The Movimento e Fantasia dance company is rehearsing for its production of A Midsummer Night’s Dream. The dancers have been practicing for the past eight months. The performance lasts only one night so it must be flawless. There are 90 people in the production, ranging in age from 3 to 23 years old.

Benilde Marini, the director and founder of the dance school, believed Cagli was “lacking a rich life in dance” so in 1991 she opened her school. She currently has 140 dance students. None have the ambition to become professional dancers although “four or five could,” she says.

Her younger students attend classes two days a week for 90 minutes. Her older students practice every weekday for three hours. “It’s quite rigorous,” Marini says. Besides dance, she hopes to teach her students “passion for art…here we don’t just dance.”

In the wings of the stage the dancers crowd together. They watch their friends, nervously waiting for their turn to shine, dressed in satin pink slippers, tights white as snow and magenta pink leotards, their hair tightly wrapped in buns. They fidget as they wait for their scene, nervous giggles breaking the silence throughout the wings. This is their second-to-last rehearsal before the performance.

Linda Sarga, 7, has been dancing for two years. She has a minor role in the production. When asked if she was nervous, she replied, “No.”

The students perform at Teatro Comunale di Cagli, a lavishly decorated opera house built in the 1870s during the height of Italian opera.

During the dress rehearsal, proud mothers gather outside the theatre, waiting to buy tickets from the box office. They talk and laugh with one another. They all share one thing: their daughters love to dance.

“I’m very moved when I see them perform,” says Stefania Tofani of Acqualagna. Tofani is the mother of two girls, Maria Rosa, 6, and Margherita, 7. She gets particularly emotional because when she was younger, she danced. She remembers how nervous she was.

“Margherita was born for dance,” Tofani says. “It’s her passion and she’s particularly good at. Whenever there’s ballet or dance on TV she wants to watch it.”

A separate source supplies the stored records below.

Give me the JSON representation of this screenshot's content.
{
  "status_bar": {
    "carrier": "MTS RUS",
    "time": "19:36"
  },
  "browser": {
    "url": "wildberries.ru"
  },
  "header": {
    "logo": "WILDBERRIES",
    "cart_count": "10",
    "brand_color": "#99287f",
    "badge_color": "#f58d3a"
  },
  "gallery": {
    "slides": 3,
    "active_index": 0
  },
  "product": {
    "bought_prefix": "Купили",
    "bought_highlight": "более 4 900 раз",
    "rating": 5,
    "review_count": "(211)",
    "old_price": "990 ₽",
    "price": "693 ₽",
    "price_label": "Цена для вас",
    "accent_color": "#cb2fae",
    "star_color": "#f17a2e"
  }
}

Beatrice Marinelli, 11, has been dancing with the school for six years. Her mother, Doris Orlandi, says she gets emotional about her daughter’s performance but less than she did in the first years. Her daughter performs in a least one production a year.

The girls dance because it’s their passion, their love. They are not interested in money or fame.

Valentina Trufelli, 21, has been dancing since she was 3 years old. She studies language and business at University of Urbino. She acknowledges she’ll never be a professional dancer. When asked why she continues to dance, she says, “I love it.”